Sir Hugh Laddie, a former High Court judge and now a consultant at Rouse & Co, sees the promotion of judicial arbitration as simply making sure that judges have something to do.
“If there’s less to do then the courts need to find a way of filling up judges’ time, and I suppose arbitration is one way of doing it,” says Laddie.
Steel J, however, is an avid fan of arbitration, which is why he says he is pushing for it.
He also says the courts’ promotion of judicial arbitration is not about a lack of work, as “it actually will not be possible to absorb a lot of arbitrations due to the volume of business going through the courts having increased by around 30 per cent”.

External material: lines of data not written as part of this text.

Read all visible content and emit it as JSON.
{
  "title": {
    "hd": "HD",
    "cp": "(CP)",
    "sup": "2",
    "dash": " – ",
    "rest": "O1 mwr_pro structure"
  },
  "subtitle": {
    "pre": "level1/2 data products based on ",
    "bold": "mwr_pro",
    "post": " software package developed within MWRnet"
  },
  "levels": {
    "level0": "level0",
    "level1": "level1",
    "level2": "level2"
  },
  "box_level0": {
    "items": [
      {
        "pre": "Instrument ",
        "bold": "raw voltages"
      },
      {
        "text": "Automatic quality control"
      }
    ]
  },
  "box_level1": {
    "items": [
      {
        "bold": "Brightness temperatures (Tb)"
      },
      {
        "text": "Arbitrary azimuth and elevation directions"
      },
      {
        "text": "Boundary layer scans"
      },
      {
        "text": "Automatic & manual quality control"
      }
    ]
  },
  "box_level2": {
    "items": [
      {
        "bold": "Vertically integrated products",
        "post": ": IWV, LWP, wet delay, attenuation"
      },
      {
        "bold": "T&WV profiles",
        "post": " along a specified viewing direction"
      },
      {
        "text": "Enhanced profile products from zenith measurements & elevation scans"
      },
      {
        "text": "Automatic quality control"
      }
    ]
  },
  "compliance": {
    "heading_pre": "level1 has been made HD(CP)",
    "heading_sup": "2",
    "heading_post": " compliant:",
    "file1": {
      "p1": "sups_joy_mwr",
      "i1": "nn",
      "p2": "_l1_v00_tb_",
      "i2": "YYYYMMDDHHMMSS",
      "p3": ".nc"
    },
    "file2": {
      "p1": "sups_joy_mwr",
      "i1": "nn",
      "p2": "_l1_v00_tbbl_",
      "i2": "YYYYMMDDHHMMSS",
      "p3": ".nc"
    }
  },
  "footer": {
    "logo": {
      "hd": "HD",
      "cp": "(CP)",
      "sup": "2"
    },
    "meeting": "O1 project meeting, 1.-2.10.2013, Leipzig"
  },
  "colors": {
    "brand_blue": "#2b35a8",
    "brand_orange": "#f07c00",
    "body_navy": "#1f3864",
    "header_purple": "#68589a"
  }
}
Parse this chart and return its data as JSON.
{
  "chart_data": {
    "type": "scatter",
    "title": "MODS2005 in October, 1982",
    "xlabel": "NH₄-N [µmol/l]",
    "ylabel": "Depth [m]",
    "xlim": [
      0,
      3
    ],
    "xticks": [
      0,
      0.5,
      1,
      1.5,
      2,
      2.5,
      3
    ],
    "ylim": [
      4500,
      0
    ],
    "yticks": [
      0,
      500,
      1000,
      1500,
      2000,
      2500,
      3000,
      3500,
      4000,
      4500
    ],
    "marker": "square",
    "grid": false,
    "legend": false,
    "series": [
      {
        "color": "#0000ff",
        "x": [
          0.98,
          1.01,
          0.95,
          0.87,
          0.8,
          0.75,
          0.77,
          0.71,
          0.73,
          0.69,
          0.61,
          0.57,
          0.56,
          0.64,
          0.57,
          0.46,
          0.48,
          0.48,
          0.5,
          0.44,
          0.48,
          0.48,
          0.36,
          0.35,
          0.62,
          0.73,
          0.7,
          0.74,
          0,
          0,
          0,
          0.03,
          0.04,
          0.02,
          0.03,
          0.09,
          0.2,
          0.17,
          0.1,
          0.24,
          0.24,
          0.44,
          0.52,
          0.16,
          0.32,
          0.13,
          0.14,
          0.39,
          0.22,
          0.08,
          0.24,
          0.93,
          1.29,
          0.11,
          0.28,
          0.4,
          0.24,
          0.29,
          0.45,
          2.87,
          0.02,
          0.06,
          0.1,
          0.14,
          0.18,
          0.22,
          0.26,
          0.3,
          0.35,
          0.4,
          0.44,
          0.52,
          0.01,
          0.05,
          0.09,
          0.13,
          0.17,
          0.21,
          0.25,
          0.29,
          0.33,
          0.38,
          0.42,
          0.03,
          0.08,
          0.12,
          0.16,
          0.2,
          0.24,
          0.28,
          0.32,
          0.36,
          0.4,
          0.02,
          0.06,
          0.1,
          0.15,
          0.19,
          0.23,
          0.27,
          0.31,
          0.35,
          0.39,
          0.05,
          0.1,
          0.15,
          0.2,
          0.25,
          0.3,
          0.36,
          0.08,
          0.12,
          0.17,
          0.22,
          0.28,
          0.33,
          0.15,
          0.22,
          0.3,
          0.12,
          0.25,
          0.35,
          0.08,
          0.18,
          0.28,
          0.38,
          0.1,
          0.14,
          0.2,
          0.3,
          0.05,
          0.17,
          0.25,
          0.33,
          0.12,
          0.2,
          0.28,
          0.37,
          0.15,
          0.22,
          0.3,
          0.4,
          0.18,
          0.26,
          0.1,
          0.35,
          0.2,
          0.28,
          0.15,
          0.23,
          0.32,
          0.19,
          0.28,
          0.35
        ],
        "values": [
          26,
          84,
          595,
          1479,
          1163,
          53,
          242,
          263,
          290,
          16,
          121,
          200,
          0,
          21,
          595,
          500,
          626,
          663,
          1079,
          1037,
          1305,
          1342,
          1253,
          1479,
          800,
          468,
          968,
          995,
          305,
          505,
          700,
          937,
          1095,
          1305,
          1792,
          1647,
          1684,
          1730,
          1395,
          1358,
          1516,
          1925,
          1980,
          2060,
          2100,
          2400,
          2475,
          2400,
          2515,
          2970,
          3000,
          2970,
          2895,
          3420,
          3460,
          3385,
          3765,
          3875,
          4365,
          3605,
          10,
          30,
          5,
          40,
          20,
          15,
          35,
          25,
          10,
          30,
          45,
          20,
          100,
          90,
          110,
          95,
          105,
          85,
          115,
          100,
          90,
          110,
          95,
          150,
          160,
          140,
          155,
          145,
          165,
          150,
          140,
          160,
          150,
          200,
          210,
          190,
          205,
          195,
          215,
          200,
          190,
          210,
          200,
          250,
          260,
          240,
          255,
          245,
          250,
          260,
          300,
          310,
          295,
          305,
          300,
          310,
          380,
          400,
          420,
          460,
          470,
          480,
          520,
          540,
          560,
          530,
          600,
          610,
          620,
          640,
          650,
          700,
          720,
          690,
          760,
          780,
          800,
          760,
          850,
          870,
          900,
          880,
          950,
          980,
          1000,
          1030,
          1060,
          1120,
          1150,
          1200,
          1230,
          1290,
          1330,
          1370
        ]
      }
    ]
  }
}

This figure, however, is based on claim forms issued for 2006’s calendar year, as opposed to the statistics in the annual report, which covers the period August 2005 to July 2006.
When looking at the numbers in the annual report, claims have increased by 3 per cent on the previous year, up by 32 claims to 1,005; but in a five-year period the claims issued have dropped by 17 per cent, down by 208.
Steel J justifies his use of 30 instead of 3 per cent by saying that “the principal statistics in the report are of some antiquity”.
He explains: “I was anxious to see how matters stood more recently given the suggestion in some quarters that the volume of business had declined.”
But Laddie points out that claim forms are not necessarily the best indicator of how busy the court is.
“Issuing a claim form is cheap, so parties can use them to show their intentions till the cows come home,” explains Laddie. “It’s the number of trials that’s the true indicator, and these are clearly down simply because litigating is too expensive and is still a rich man’s arena.”
With around 70 per cent of claims being settled before the necessity to litigate, the actual number of trial dates set down has, as the report puts it, “reduced somewhat: from 277 in 2005 to 246 in 2006”. In other words by more than 10 per cent. In fact, it is the same percentage decline as for the whole of the five-year period.
Again, not all cases that have trial dates set actually make it to the courtroom. By the end of July 2006 the Commercial Court heard 75 trials compared with 97 the previous year – almost a quarter fewer.
Although the judiciary on paper are not too sure whether last year was the courts’ best yet, Steel J says: “The striking feature of the statistics is their consistency over the last five years, with slight fluctuations.”
A slight fluctuation or a downwards trend? You decide.